37 Medaillen haben deutsche Athleten in Tokio gewonnen. Für eine deutsche Mannschaft war es das schlechteste Abschneiden seit der Wiedervereinigung. Angesichts dieser Ausbeute hat Clemens Prokop, von 2001 bis 2017 Präsident des Deutschen Leichtathletikverbandes, Reformen für den deutschen Sport gefordert: "Wir verlieren von Veranstaltung zu Veranstaltung international Anschluss", sagte er im Interview mit dem Deutschlandfunk.
Vor allem an zwei Stellen sieht Prokop Reformbedarf im deutschen Leistungssport. Zum einen müssten die zentralistischen Strukturen, die teilweise noch herrschten, überdacht werden. In Leichtathletik haben wir früh begonnen, und das war auch immer mein Credo, dezentral zu denken.

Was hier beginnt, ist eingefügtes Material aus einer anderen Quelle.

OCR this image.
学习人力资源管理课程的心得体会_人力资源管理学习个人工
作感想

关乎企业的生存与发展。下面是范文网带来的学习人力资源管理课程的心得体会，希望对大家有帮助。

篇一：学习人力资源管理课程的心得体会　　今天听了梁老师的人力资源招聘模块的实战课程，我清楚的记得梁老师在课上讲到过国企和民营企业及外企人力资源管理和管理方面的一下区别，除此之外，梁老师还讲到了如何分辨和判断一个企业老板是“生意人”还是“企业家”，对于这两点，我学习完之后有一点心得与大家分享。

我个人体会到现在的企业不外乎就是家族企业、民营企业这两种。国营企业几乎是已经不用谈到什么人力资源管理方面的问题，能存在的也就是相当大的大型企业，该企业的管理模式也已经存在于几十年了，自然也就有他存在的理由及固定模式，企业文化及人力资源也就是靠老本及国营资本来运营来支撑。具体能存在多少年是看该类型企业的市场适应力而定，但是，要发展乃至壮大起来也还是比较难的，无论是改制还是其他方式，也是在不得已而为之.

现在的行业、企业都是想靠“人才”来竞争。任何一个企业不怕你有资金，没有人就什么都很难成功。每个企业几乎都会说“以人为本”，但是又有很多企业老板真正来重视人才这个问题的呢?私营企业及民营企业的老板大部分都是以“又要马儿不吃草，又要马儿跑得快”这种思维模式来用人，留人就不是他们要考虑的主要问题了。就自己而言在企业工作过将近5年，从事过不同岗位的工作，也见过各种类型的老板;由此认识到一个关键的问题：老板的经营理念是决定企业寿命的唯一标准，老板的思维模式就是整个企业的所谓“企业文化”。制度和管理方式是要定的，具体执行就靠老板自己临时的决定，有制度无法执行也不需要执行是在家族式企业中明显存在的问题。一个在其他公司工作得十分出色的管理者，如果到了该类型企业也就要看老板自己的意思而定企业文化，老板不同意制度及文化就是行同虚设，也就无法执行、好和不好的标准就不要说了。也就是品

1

Zu versuchen, dort, wo die Athleten sich wohlfühlen, wo sie ihren beruflichen Mittelpunkt haben, ihnen optimale Bedingungen zu geben."

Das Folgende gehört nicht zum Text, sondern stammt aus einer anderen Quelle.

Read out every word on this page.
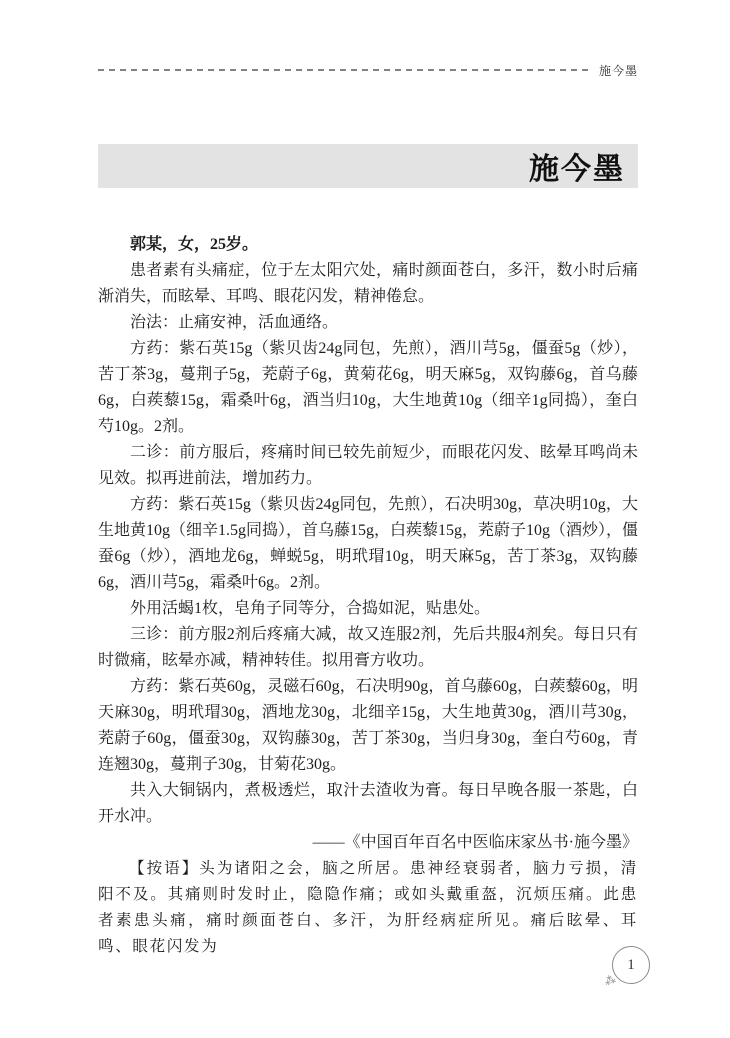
施今墨
施今墨

郭某，女，25岁。

患者素有头痛症，位于左太阳穴处，痛时颜面苍白，多汗，数小时后痛渐消失，而眩晕、耳鸣、眼花闪发，精神倦怠。

治法：止痛安神，活血通络。

方药：紫石英15g（紫贝齿24g同包，先煎），酒川芎5g，僵蚕5g（炒），苦丁茶3g，蔓荆子5g，茺蔚子6g，黄菊花6g，明天麻5g，双钩藤6g，首乌藤6g，白蒺藜15g，霜桑叶6g，酒当归10g，大生地黄10g（细辛1g同捣），奎白芍10g。2剂。

二诊：前方服后，疼痛时间已较先前短少，而眼花闪发、眩晕耳鸣尚未见效。拟再进前法，增加药力。

方药：紫石英15g（紫贝齿24g同包，先煎），石决明30g，草决明10g，大生地黄10g（细辛1.5g同捣），首乌藤15g，白蒺藜15g，茺蔚子10g（酒炒），僵蚕6g（炒），酒地龙6g，蝉蜕5g，明玳瑁10g，明天麻5g，苦丁茶3g，双钩藤6g，酒川芎5g，霜桑叶6g。2剂。

外用活蝎1枚，皂角子同等分，合捣如泥，贴患处。

三诊：前方服2剂后疼痛大减，故又连服2剂，先后共服4剂矣。每日只有时微痛，眩晕亦减，精神转佳。拟用膏方收功。

方药：紫石英60g，灵磁石60g，石决明90g，首乌藤60g，白蒺藜60g，明天麻30g，明玳瑁30g，酒地龙30g，北细辛15g，大生地黄30g，酒川芎30g，茺蔚子60g，僵蚕30g，双钩藤30g，苦丁茶30g，当归身30g，奎白芍60g，青连翘30g，蔓荆子30g，甘菊花30g。

共入大铜锅内，煮极透烂，取汁去渣收为膏。每日早晚各服一茶匙，白开水冲。

——《中国百年百名中医临床家丛书·施今墨》

【按语】头为诸阳之会，脑之所居。患神经衰弱者，脑力亏损，清阳不及。其痛则时发时止，隐隐作痛；或如头戴重盔，沉烦压痛。此患者素患头痛，痛时颜面苍白、多汗，为肝经病症所见。痛后眩晕、耳鸣、眼花闪发为

⁂
1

"Ich glaube, dass und viele Talente verloren gehen"
Zudem müssten sich die Verbände überlegen, wie sie überhaupt an Talente kommen. Hier liegt das Problem, dass wir bei den Talentsichtungsmaßnahmen noch viel Luft nach oben haben. Ich glaube, dass uns viele Talente momentan entgehen."
Es reiche aber nicht, mehr Geld in das System zu pumpen: "Ich denke, das muss tiefer gehen. Ich glaube, dass wir in Zukunft an den zwei genannten Ebenen arbeiten müssen, wenn wir den genannten Anspruch, in Zukunft auch zu den Top fünf zu gehören, realisieren wollen."
In seinen Augen ist es bezeichnend, dass einige deutsche Top-Leichtathletinnen nicht mehr in Deutschland trainieren. Die Ausdauerläuferin Konstanze Klosterhalfen trainiert zum Beispiel schon seit ein paar Jahren im den USA, auch Sprinterin Gina Lückenkemper ist immer wieder zum Training in den Staaten.
Klare Erwartungen an die neue DOSB-Spitze
Zuletzt hat auch die Weitsprung-Olympiasiegerin Malaika Mihambo angekündigt, in die USA zu wechseln: "Man muss diese Entwicklungen sehr sorgfältig studieren. Bieten wir unseren Athleten die optimalen Entwicklungsbedingungen, oder müssen wir hier national und auch international bestimmte Bedingungen verbessern?"
Ob er selbst die nötigen Reformen angehen möchte und sich zur Wahl als neuer DOSB-Präsident Ende des Jahres bewirbt, hat Prokop allerdings verneint: "Ich dränge mich nicht nach Ämtern, war 17 Jahre Chef des DLV, das ist ein Zeitraum, das reicht normalerweise für ein Leben."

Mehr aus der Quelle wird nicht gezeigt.